Das wäre ein erster Einstieg, den ich den Leuten anbiete. Aber gerade in Zukunft in dem neuen Unterrichtsfach »Berufliche Orientierung« in der elften Klasse ist eine Potentialanalyse vorgesehen. Wenn man die gut macht, dann ist das ebenfalls ein sehr gutes Rüstzeug für eine Studienorientierung.

Ich habe meine Fragen soweit gestellt. Haben Sie abschließend noch eine Sache, die sie zu diesem Themenkomplex loswerden möchten?
Ja, nochmal zu der Frage, was man als Schülerin oder Schüler machen sollte, wenn man die eigene Berufsorientierung außerhalb von der Schule ein bisschen selbst in die Hand nehmen will. Es sind immer zwei Sachen, was wir eben gesagt hatten: Selbstreflexion – die eigenen Stärken und Schwächen kennen – aber ebnen natürlich auch, das fachliche Anforderungsprofil einer bestimmten Studienrichtung kennen.
Studienorientierung ist ganz oft wie ein Abgleich. Dazu muss man beide Seiten, deren Passung man herausfinden will, kennen. Man muss sich selbst kennen: was man gut kann und was man will. Das Musikgymnasium ist der Klassiker: Nur weil man musikalisch besonders begabt ist, muss man trotzdem für sich nochmal den Zwischenschritt machen und die Entscheidung treffen, ob das der eigene Beruf werden soll. Gerade aus Ihrer Schule habe ich oft Schülerinnen und Schüler, die gut in Musik sind, aber für sich die Entscheidung getroffen haben, dass sie nicht berufsmäßig Musik machen möchten und stattdessen andere Talente berücksichtigen wollen. Das ist die Option, dass man Dinge gut kann – also eine Stärke, ein Talent hat – sie aber in der eigenen Berufs- und Studienorientierung trotzdem bewusst außer Acht lässt. Das ist nicht schlimm, aber man sollte es sich bewusst machen.
Dann im zweiten Schritt kommt die Frage, was für Studiengänge man in den Blick gefasst hat. Dafür muss man auch wissen, was diese für besondere fachliche Anforderungen haben. Dieser zweite Schritt ist auch nicht ganz einfach, weil man gut recherchieren muss und sich nicht einfach nur von den Titeln irgendwelcher Studiengänge leiten lassen sollte – die klingen natürlich irgendwie immer ein bisschen cool. Es sollte einem klar werden, was für Methoden und Arbeitsweisen verlangt werden; ob es ein sehr naturwissenschaftliches Studium ist, oder ob es eher in eine andere Richtung geht. Dieser Schritt ist nicht unbedeutend, denn mit dem Titel des Studiengangs ist nicht immer sofort alles gesagt.
Es gibt zwei typische Gründe, warum Studierende insbesondere in einer frühen Phase des Studiums abbrechen: Entweder sind das Leute, die es nicht geschafft haben, mit dieser Institution Universität zu Recht zu kommen. Die haben sich keine Lernroutinen entwickelt, sind oft allein, kennen also oft auch wenig andere Studierende – sind wenig vernetzt. Sie sind es aus der Schule gewohnt, dass man ihnen sagt, was sie machen sollen und wenn ihnen keiner sagt, dass sie sich für eine Prüfung vorbereiten sollen, machen sie nichts und fallen dann durch. Sie haben also kein Lernverhalten.

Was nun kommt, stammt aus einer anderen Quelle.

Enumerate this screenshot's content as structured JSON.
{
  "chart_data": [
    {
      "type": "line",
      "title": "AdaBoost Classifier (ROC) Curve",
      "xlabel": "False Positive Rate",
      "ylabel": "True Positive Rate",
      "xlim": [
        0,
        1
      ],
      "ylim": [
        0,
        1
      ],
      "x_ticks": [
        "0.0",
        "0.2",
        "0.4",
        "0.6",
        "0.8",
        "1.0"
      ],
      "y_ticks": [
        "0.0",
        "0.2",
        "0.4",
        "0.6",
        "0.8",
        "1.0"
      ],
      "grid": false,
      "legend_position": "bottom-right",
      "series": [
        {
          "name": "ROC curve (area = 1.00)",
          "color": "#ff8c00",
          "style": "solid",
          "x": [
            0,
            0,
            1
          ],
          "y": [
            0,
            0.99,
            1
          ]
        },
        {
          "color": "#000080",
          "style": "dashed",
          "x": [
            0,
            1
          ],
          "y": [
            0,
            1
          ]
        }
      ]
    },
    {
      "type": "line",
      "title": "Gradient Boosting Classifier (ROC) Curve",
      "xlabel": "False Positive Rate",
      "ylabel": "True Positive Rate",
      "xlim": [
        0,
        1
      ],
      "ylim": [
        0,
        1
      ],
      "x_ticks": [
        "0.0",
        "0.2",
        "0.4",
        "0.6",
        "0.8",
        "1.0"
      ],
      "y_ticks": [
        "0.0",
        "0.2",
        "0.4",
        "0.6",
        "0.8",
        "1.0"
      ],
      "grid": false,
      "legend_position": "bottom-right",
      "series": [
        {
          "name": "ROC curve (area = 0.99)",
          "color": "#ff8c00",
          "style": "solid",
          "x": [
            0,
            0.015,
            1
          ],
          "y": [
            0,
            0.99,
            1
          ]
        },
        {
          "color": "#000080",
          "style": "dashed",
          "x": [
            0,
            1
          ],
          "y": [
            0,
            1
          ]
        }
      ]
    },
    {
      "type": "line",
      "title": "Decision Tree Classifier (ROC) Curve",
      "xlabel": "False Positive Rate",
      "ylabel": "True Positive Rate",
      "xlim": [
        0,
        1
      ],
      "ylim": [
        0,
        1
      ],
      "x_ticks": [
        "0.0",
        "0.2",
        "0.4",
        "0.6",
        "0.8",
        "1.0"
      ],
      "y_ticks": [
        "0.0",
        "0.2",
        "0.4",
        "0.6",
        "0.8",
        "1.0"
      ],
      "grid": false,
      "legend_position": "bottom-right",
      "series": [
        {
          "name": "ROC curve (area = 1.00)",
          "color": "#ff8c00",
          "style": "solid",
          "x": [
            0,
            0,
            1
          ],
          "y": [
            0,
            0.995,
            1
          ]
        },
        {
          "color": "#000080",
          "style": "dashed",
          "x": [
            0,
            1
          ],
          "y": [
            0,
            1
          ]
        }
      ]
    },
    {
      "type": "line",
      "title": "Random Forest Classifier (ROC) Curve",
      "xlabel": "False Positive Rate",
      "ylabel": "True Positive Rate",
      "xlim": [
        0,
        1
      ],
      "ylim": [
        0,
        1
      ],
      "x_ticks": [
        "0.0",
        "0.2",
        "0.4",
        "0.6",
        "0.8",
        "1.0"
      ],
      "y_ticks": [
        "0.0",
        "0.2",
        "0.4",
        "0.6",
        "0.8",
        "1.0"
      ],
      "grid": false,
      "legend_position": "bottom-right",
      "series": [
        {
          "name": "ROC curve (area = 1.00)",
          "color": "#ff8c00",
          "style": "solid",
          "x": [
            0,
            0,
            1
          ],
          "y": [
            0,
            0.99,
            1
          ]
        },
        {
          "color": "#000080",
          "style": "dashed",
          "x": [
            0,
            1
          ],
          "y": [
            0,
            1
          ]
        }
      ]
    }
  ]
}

Die andere Gruppe sind die, die uninformiert in einen Studiengang reingestolpert sind und nach einem oder zwei Semestern aufwachen und merken, dass es etwas ganz anderes ist als das, was sie sich vorgestellt haben. Die brechen dann auch ab.
Gerade letzteres kann man durch eine solide Vorbereitung vermeiden. Wenn man sich also ein bisschen kümmert und rauskriegt, was von einem gefordert wird und um was es da wirklich geht. Mein Lieblingsbeispiel ist immer Meeresbiologie: das ist nicht Wale streicheln, sondern etwas anderes. Wenn man das rauskriegt, kann man sich die Frage beantworten, ob man da richtig ist oder nicht. Das muss man machen, da helfen wir auch bei.